Apple blames iOS data tracking on firmware bug
updated 09:25 am EDT, Wed April 27, 2011
Promises improved security in future updates
Apple is not tracking the location of iPhone users, the company insists in an official FAQ responding to worries about a location history file in iOS 4. "Apple has never done so and has no plans to ever do so," part of the FAQ reads. "Providing mobile users with fast and accurate location information while preserving their security and privacy has raised some very complex technical issues which are hard to communicate in a soundbite. Users are confused, partly because the creators of this new technology (including Apple) have not provided enough education about these issues to date."
The company explains that the file is actually based on a database of Wi-Fi hotspots and celltowers around a person's location, used to speed up location-finding versus just using GPS, or in place of it via triangulation. "These calculations are performed live on the iPhone using a crowd-sourced database of Wi-Fi hotspot and cell tower data that is generated by tens of millions of iPhones sending the geo-tagged locations of nearby Wi-Fi hotspots and cell towers in an anonymous and encrypted form to Apple," the FAQ says.
The file is a local cache of the broader database, claimed to be "protected but not encrypted" except if a person has chosen to encrypt their backups in iTunes.

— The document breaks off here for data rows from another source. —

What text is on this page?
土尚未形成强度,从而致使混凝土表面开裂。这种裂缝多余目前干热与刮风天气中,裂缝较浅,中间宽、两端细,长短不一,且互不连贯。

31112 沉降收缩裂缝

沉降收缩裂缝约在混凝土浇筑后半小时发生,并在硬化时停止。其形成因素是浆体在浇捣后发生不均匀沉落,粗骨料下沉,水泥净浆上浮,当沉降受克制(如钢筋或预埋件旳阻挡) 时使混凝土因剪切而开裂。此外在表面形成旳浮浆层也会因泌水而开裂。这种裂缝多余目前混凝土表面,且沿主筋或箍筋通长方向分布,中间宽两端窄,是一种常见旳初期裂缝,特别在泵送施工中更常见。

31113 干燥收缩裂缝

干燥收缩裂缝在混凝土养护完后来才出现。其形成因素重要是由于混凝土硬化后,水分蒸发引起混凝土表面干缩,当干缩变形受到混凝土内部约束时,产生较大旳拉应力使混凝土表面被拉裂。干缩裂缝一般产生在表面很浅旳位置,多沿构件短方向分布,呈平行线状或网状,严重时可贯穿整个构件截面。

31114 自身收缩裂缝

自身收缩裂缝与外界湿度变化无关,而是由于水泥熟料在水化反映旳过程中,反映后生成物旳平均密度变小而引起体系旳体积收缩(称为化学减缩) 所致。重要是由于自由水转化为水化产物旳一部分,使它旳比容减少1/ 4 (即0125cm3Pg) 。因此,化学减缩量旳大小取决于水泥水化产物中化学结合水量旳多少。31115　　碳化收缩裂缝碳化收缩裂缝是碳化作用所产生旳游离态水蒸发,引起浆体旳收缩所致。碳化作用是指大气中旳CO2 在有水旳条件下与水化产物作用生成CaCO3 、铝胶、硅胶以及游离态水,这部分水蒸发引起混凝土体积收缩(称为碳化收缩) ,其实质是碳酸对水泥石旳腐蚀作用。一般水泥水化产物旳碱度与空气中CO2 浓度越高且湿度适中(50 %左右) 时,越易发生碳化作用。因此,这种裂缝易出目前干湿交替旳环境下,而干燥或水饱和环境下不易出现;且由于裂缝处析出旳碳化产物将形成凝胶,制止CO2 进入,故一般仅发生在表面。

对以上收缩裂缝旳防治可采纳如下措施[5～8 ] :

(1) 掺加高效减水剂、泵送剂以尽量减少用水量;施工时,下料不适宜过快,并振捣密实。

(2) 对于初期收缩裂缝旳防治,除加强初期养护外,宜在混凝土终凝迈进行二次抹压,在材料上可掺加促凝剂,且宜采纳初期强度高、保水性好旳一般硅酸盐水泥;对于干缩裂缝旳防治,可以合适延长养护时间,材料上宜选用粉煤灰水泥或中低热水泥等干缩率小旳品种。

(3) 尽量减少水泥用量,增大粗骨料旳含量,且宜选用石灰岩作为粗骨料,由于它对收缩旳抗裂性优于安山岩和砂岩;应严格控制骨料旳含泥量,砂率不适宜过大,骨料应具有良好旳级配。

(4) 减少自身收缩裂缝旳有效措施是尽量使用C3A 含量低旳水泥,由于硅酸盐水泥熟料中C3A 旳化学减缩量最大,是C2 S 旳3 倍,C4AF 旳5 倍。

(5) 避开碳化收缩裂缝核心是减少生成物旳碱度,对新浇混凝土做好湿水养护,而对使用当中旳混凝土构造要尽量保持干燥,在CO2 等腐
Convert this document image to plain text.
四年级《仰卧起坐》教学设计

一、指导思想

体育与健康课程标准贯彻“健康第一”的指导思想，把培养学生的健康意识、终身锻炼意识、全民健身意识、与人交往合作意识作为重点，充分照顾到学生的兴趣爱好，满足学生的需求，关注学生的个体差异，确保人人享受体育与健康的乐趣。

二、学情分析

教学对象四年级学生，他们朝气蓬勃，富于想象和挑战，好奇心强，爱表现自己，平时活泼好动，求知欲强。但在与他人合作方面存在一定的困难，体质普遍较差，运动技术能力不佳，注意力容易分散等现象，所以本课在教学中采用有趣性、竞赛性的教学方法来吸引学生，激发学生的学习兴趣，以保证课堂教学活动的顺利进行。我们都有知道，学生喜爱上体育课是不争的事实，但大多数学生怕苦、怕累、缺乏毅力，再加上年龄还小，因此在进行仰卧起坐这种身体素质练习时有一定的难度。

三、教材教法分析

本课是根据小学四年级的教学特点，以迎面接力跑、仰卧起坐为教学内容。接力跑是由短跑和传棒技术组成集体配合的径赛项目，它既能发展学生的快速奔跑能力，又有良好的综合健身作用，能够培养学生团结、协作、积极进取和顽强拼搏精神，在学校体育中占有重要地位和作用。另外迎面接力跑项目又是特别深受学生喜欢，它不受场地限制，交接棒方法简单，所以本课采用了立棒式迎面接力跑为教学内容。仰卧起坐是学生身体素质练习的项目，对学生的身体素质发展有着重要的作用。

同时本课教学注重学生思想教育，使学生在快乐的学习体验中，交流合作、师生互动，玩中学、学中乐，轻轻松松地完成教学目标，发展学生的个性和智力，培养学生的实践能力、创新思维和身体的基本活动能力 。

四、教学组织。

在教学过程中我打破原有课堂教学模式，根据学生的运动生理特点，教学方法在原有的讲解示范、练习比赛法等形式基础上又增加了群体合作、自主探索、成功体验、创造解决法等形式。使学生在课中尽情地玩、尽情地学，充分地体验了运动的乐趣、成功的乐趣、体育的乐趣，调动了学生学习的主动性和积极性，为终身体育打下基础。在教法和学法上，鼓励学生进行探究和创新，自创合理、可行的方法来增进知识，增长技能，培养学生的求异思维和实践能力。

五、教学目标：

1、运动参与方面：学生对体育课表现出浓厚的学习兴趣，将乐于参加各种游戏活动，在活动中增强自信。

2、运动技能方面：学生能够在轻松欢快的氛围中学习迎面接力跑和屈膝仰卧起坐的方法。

Apple defends the data as imprecise, relaying information about hotspots and towers that can be "more than one hundred miles away" from a device. It adds that because the data is anonymous and encrypted when transmitted, individuals can't be identified.
The sheer quantity of information kept in the cache -- potentially going back as iOS 4's launch last year -- is said to be a bug. "We don’t think the iPhone needs to store more than seven days of this data," Apple elaborates. Also allegedly a bug is continuous updating of the cache even when Locations Services are turned off.
The company is promising to put out an iOS firmware update "in the next few weeks" which will reduce the size of the database cache, prevent it from being backed up, and delete it entirely when Location Services are switched off. A future "major" iOS update will do on-device encryption of the file. The company has meanwhile disclosed that it is collecting "anonymous traffic data" to create "a crowd-sourced traffic database with the goal of providing iPhone users an improved traffic service in the next couple of years."
Fresh-Faced Recruit
Joined: Jan 2008
"Users are confused..."
Not a good way to talk about your customers but whatever. I don't have a problem with what Apple is doing nor is it any different than what other smartphone mfgs are doing. However, I do have a problem with how they bungled it....as they did with Antennagate....as they did with the original iPhone pricing.... how anyone is still an iPhone customer after the string of media fumbles... oy vey.
"Users are confused, partly because the creators of this new technology (including Apple) have not provided enough education about these issues to date."
CNN, MSNBC, FOX News, NBC, etc. and just about every news outlet already did that for you. The horses have already left the barn but I'm glad to see you finally closed the door.
"This data is sent to Apple in an anonymous and encrypted form. Apple cannot identify the source of this data"
Except by GPS tagging, of course. No mention of UUID in this FAQ either.
"This is a bug, which we plan to fix shortly (see Software Update section below). "
Then why not say so early on? Unless of course you were waiting to announce the white iPhone to drown out the controversy.
"Apple will continue to be one of the leaders in strengthening personal information security and privacy."
So letting it get to CNN-type proportions, or get to Senate panel investigations meant you had your customers' best interests in mind?